About Us

WELCOME TO IGBOZARAIGBO WORLDWIDE!

IgboZaraIgbo is a U.S. nonprofit, based in Washington, D.C., dedicated to the pursuit of Igbo welfare in Igboland, geographically located in the eastern portions of present-day Nigeria, as well as in the Igbo Diaspora in the US and across the world. This mission begins with the promotion of Igbo values in all their ramifications, including the reestablishment of an independent Igbo state to ground those values. The roots of the organization date back to 1996 before the latest campaign for Igbo self-determination that coincides with the inauguration of Nigeria’s Fourth Republic since 1999. More formally, the group came into existence on August 13, 2014, when its constitution was adopted.

IgboZaraIgbo participated strongly in the work of the Coalition of Biafran Groups in North America (CNGNA) formed in Fall 2015, as a response to issues regarding Igbo persecution and worsening conditions in Nigeria under President Muhammadu Buhari then crystallized by the arrest and indefinite detention of Mazi Nnamdi Kanu of Radio Biafra and the Indigenous People of Biafra (IPOB). Subsequently, in July and August 2020, IgboZaraIgbo hosted a succession of remote meetings of Veterans of the New Biafra Movement climaxed, on September 12, 2020, with the adoption of a communiqué embodying a fourteen-point resolution. Key highlights of the communiqué include that “the Igbo have reached a consensus on a separate state free and separate from Nigeria[,]”  “[w]hat is good for the goose in Scotland is good for the gander in Biafra-land” in the sense that “[t]he Igbo cannot afford to settle for second fiddle in their own land at a time when much smaller entities like Northern Ireland in the UK are now bullishly taking charge of their own national destinies[,]” and that no portion of Igbo territory should be ceded for Fulani ranching under any guise.      

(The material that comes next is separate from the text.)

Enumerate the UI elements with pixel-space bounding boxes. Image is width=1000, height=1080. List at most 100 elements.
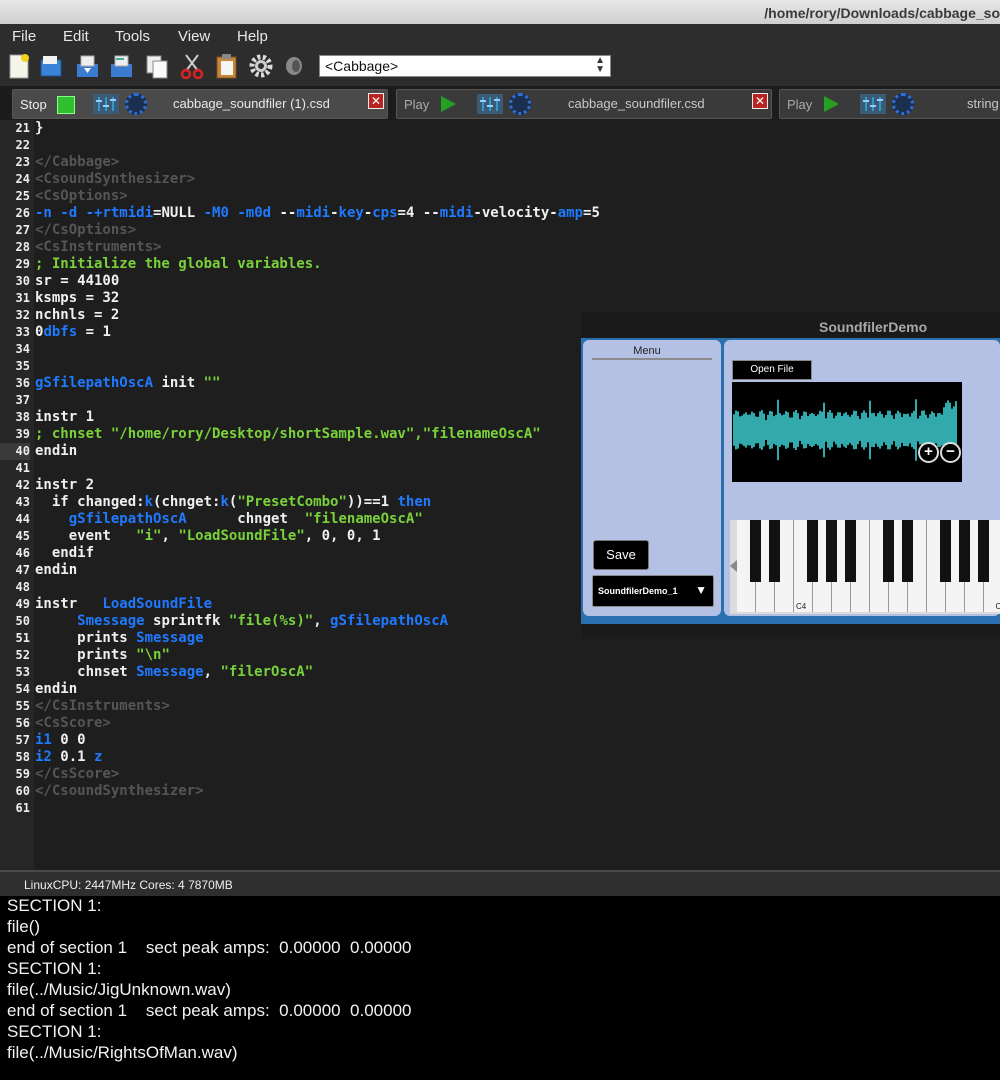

IgboZaraIgbo has other notable achievements under its organizational belt disseminated to the general public as press releases. There are many of these releases, two of which deserve some mention here as samples. The first is an open letter requesting Dr. Goodluck E. Jonathan first and subsequently General Muhammadu Buhari, as Presidents under Nigeria’s Fourth Republic, taking advantage of the Freedom of Information Act of 2011 Jonathan himself signed into law, to release documents supposedly speaking to the surrender of Biafra in 1970. IgboZaraIgbo received no response from any of these leaders since no such “surrender” documents exist. The letter was copied to General Yakubu Gowon and General Olusegun Obasanjo, both of whom, like General Buhari featured despicably in the genocide against the Igbo called civil war from 1967 to 1970. The second press release embodied well-elaborated rules of ethnic nationalities, advising ethnic groups yoked together against their will by Britain in 1914 in forming present-day Nigeria to pursue their own separate self-determination campaigns (rather than wait on any group to do it for them), including modalities for conducting those campaigns nonviolently.